Shell Plc expects to receive two final bids for its stake in its Nigerian joint venture this week.
Bloomberg reports that the bids are from Tony Elumelu’s Heirs Holdings and a local firm ND Western Limited – citing people close to the heart of the matter.
The two are scrambling to procure Shell’s three-tenths holding in the JV located in the crude-rich Niger Delta region and offshore fields neighbouring it.
Shell will stop welcoming bids on today, June 10, Bloomberg said, quoting the people who spoke on the condition that their identities will be concealed, given the sensitivity of the subject.
…its long-term energy transition blueprint is out of tune with the operating environment in Nigeria, where oil installations and pipelines are the target of vandals and where crude spills and theft are rife.
In 2021, oil and gas consultancy research house WoodMac estimated Shell’s own slice of the partnership at $2.3 billion based on a long-term oil price of $50 per barrel.
But as Brent now hovers around $121, the value of Shell’s interest is likely to be way higher.

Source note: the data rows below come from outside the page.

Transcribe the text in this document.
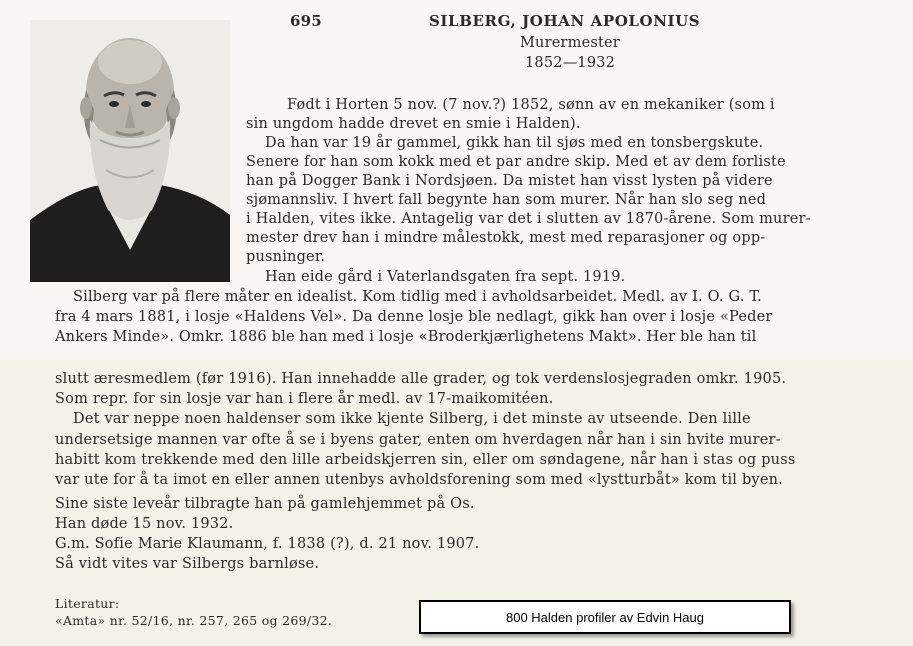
695	SILBERG, JOHAN APOLONIUS
Murermester
1852—1932
Født i Horten 5 nov. (7 nov.?) 1852, sønn av en mekaniker (som i
sin ungdom hadde drevet en smie i Halden).
Da han var 19 år gammel, gikk han til sjøs med en tonsbergskute.
Senere for han som kokk med et par andre skip. Med et av dem forliste
han på Dogger Bank i Nordsjøen. Da mistet han visst lysten på videre
sjømannsliv. I hvert fall begynte han som murer. Når han slo seg ned
i Halden, vites ikke. Antagelig var det i slutten av 1870-årene. Som murer-
mester drev han i mindre målestokk, mest med reparasjoner og opp-
pusninger.
Han eide gård i Vaterlandsgaten fra sept. 1919.
Silberg var på flere måter en idealist. Kom tidlig med i avholdsarbeidet. Medl. av I. O. G. T.
fra 4 mars 1881, i losje «Haldens Vel». Da denne losje ble nedlagt, gikk han over i losje «Peder
Ankers Minde». Omkr. 1886 ble han med i losje «Broderkjærlighetens Makt». Her ble han til
slutt æresmedlem (før 1916). Han innehadde alle grader, og tok verdenslosjegraden omkr. 1905.
Som repr. for sin losje var han i flere år medl. av 17-maikomitéen.
Det var neppe noen haldenser som ikke kjente Silberg, i det minste av utseende. Den lille
undersetsige mannen var ofte å se i byens gater, enten om hverdagen når han i sin hvite murer-
habitt kom trekkende med den lille arbeidskjerren sin, eller om søndagene, når han i stas og puss
var ute for å ta imot en eller annen utenbys avholdsforening som med «lystturbåt» kom til byen.
Sine siste leveår tilbragte han på gamlehjemmet på Os.
Han døde 15 nov. 1932.
G.m. Sofie Marie Klaumann, f. 1838 (?), d. 21 nov. 1907.
Så vidt vites var Silbergs barnløse.
Literatur:
«Amta» nr. 52/16, nr. 257, 265 og 269/32.	800 Halden profiler av Edvin Haug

Last year, the oil major said it was willing to divest its interest while noting that its long-term energy transition blueprint is out of tune with the operating environment in Nigeria, where oil installations and pipelines are the target of vandals and where crude spills and theft are rife.
Shell’s chief, Ben van Beurden, informed shareholders last month that a steep surge in attacks had sparked off a near-chaos situation that its firm could not handle.

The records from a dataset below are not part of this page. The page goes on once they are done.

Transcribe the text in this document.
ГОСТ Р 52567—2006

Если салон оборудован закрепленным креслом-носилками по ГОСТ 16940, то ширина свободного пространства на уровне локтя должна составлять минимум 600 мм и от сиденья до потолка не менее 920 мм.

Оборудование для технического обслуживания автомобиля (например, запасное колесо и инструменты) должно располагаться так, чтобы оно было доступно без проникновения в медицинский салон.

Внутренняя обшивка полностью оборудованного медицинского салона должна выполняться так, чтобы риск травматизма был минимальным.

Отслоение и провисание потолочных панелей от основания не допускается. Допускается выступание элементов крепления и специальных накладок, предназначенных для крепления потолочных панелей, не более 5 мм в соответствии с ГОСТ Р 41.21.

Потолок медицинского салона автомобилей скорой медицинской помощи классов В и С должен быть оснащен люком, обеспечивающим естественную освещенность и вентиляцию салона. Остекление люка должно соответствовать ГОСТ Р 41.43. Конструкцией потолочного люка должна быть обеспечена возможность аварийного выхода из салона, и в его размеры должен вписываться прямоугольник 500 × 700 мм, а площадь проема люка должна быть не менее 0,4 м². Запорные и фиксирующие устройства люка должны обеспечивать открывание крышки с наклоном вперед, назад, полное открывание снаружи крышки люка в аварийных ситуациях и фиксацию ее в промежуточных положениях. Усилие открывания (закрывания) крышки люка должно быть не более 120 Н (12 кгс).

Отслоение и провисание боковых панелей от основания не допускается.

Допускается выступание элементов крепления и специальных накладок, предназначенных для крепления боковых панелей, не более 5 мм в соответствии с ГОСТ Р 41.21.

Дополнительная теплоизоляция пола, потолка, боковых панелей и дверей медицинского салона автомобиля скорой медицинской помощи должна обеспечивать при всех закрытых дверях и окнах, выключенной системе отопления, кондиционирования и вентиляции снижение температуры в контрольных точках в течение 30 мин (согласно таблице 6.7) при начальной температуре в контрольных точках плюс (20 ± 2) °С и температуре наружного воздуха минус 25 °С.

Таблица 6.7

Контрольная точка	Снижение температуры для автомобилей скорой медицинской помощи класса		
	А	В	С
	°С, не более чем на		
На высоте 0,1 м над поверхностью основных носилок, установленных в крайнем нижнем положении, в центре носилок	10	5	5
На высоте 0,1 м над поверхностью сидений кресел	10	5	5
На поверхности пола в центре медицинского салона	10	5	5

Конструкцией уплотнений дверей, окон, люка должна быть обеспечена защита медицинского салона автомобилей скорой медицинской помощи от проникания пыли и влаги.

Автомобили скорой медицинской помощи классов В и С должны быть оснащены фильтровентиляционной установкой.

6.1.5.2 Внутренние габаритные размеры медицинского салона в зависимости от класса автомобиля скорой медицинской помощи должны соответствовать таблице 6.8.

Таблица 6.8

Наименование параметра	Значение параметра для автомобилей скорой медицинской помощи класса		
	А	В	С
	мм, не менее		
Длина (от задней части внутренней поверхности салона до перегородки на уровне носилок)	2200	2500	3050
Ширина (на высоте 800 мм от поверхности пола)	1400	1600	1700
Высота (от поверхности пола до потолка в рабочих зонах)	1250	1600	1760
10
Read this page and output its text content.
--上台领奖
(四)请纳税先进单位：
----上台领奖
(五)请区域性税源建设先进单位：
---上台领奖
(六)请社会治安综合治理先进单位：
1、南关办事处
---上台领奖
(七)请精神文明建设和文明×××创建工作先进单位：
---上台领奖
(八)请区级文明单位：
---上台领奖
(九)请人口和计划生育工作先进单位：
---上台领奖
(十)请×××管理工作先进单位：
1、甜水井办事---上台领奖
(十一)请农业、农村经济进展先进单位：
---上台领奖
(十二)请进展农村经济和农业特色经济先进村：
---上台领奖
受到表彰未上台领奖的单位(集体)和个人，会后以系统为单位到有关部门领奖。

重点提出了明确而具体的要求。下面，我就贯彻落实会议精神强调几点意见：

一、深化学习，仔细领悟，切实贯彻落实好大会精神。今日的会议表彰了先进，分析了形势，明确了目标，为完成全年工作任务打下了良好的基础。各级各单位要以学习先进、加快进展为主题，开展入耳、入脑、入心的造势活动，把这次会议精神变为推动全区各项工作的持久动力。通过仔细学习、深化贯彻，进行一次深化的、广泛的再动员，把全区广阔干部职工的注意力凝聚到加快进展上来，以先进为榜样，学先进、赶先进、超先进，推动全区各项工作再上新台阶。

“In the end, we have to concede that this is beyond what we can do,” Beurden said.
Citing the opinions of people privy to the transaction, Bloomberg predicts that possible future costs linked to litigation and environmental liabilities could influence the valuation of Shell’s stake.
Seplat Energy and Sahara Group, who last February launched non-binding bids for the stake are no longer in contention, Bloomberg said in the statement, quoting sources close to the matter.
Bloomberg reports that Exxon Mobil Corp is also walking that path having announced in February it planned to offload its shallow-water operations to Seplat for around $1.3 billion.
TotalEnergies is also on track to divest its 10 per cent holding in the same JV involving Shell.